We will not pursue legal action against security researchers who act in good faith: do not exfiltrate non-test data, do not run DoS or brute-force attacks, do not pivot, give us 90 days to fix before public disclosure. We will credit you (with permission) in our hall of fame.

SQL injection, XSS, CSRF, authentication bypass, authorisation flaws, IDOR, RCE, SSRF, path traversal, cryptographic weakness, exposure of credentials, dependency CVEs in our stack.

Best-practice complaints (missing security header, weak SSL config without exploit), self-XSS, social engineering of staff, physical attacks, denial of service, rate-limit bypass without impact, third-party services (OpenAI, Stripe, Hetzner — report to them).

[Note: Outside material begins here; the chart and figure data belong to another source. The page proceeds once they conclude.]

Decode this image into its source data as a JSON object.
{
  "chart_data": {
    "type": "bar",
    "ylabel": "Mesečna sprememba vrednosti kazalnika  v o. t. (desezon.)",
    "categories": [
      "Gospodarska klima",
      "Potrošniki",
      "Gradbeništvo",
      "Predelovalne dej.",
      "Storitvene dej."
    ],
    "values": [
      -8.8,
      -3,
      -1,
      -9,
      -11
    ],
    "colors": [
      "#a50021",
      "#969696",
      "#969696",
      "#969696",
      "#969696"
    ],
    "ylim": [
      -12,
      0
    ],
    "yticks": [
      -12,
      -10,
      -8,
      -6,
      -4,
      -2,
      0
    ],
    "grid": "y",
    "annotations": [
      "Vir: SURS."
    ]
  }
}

No paid bounty at present. We send swag + a written reference for severity-3+ findings. A monetary program will launch when revenue supports it (target Q2 2027).

TLS 1.3 · AES-256 at rest · MFA mandatory for all staff · RBAC + audit log (immutable, 7-yr retention) · Quarterly dependency scan + annual third-party pentest · Cyber Essentials certification target Q4 2026 · SOC 2 Type 1 target 2027.